After absorbing some of Krishnamurti's (a philosopher)thoughts about thinking I'm contemplating about not thinking and about meditating. Meditating is not meditating, because you can't really symbolize trying to end thinking with a word of language when that itself is thinking. The guy from the internet said that it's really hard to shut the mind up, it wants to keep thinking, our mind stops thinking so as to communicate
it becomes the mind again. This seems like a vicious circle that is not easy to end when i think about trying to stop thinking i am still thinking. Once we KNOW any one thing we start knowing and thinking. A child doesn't know language, you could wonder what is he thinking, well at this moment the new organic machine isn't thinking it is just observing because it's all it needs to do. It doesn't NEED anything but to exist.
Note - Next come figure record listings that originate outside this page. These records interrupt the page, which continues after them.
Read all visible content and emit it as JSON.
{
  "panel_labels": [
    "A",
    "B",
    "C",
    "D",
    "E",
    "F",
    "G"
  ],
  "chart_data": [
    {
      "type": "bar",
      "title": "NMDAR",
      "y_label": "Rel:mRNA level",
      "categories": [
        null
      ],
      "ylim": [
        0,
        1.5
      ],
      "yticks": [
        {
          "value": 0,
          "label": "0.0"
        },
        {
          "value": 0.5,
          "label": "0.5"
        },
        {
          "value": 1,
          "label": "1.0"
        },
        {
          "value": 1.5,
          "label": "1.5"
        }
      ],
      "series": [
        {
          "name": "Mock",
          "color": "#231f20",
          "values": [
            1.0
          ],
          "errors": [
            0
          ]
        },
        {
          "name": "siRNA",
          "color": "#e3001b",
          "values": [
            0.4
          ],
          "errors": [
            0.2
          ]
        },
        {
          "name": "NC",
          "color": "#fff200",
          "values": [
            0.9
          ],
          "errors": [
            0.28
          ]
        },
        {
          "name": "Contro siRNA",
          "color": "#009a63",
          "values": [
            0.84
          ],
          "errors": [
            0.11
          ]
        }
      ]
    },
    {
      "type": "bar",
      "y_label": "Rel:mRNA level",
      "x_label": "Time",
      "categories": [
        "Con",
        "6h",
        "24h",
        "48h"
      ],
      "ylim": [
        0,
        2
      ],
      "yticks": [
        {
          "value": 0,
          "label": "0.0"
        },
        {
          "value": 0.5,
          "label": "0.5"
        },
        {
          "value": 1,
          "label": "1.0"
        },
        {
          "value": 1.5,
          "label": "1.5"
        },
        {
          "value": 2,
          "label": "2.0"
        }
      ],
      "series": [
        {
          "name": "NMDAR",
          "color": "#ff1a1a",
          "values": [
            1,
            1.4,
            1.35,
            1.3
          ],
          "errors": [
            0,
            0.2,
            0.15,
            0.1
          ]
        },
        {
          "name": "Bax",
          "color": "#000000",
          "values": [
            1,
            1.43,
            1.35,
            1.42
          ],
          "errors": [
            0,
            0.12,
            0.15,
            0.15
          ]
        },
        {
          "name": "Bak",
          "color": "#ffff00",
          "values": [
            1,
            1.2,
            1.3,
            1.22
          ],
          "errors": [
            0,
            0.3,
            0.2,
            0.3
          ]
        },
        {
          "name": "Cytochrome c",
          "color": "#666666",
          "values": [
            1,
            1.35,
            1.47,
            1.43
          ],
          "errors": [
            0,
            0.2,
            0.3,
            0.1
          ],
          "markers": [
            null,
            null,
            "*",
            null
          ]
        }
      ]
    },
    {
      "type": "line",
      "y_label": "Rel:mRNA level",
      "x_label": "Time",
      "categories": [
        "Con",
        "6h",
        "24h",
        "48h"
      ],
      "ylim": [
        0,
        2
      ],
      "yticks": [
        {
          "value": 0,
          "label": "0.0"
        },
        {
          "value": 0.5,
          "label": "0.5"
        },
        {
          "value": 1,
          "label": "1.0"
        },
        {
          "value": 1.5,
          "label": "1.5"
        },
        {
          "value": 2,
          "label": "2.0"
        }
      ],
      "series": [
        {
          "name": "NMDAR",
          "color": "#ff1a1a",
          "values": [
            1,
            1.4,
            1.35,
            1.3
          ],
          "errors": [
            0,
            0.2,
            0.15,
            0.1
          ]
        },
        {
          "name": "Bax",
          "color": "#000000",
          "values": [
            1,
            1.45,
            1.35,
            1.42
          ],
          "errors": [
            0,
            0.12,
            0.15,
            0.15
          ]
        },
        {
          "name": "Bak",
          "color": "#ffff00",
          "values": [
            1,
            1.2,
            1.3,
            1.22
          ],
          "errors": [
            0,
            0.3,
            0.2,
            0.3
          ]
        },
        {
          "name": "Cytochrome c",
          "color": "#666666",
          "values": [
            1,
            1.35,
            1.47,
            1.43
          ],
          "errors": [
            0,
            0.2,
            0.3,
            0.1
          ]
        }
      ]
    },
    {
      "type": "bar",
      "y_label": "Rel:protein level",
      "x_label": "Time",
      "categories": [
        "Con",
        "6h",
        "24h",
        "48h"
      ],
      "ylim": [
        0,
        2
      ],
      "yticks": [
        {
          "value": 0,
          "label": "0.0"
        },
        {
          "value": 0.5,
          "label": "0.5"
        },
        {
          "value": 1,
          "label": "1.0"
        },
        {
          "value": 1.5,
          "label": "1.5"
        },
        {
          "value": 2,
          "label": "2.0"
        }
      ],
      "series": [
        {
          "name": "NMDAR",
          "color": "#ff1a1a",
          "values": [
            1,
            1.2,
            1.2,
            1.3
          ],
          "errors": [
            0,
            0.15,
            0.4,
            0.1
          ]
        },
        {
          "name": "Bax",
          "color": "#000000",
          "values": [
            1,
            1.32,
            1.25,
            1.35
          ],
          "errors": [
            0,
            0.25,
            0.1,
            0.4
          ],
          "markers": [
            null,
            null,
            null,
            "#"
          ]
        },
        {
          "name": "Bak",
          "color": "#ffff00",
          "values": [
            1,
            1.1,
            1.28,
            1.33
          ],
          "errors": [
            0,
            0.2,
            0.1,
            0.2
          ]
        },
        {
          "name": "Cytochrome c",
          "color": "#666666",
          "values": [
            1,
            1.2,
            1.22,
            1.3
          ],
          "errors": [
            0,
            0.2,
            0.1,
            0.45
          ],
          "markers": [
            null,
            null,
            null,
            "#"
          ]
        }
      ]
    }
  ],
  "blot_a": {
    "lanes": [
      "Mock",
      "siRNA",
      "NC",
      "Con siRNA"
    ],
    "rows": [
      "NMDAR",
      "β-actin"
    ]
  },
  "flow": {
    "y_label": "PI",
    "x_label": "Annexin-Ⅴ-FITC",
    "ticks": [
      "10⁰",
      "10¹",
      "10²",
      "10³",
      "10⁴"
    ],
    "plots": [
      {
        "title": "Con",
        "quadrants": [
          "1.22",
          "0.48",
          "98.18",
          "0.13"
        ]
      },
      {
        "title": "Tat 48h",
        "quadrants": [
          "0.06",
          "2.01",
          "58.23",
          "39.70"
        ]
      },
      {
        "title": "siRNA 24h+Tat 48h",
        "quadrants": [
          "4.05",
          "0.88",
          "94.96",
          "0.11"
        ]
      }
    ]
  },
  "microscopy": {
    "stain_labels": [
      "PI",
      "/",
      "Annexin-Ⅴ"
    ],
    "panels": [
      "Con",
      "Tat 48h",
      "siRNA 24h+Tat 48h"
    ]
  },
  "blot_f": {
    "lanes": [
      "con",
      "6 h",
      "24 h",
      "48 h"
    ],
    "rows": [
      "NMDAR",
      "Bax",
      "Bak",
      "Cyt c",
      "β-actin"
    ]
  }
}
That last part is pretty much me thinking about what you(samus) and what krishnamurti said about the act of thinking.
Most of this probably sounds familiar to you and maybe others that study philosophy, but the difference between knowing it as well as someone else already writing about it and actually getting is all the difference. I could sit here and read about philosophers and start spouting it out verbally to other people and still not really get it. Bah I can't communicate it, it's not communicateable verbally, visually, emotionally(feeling it) its just it.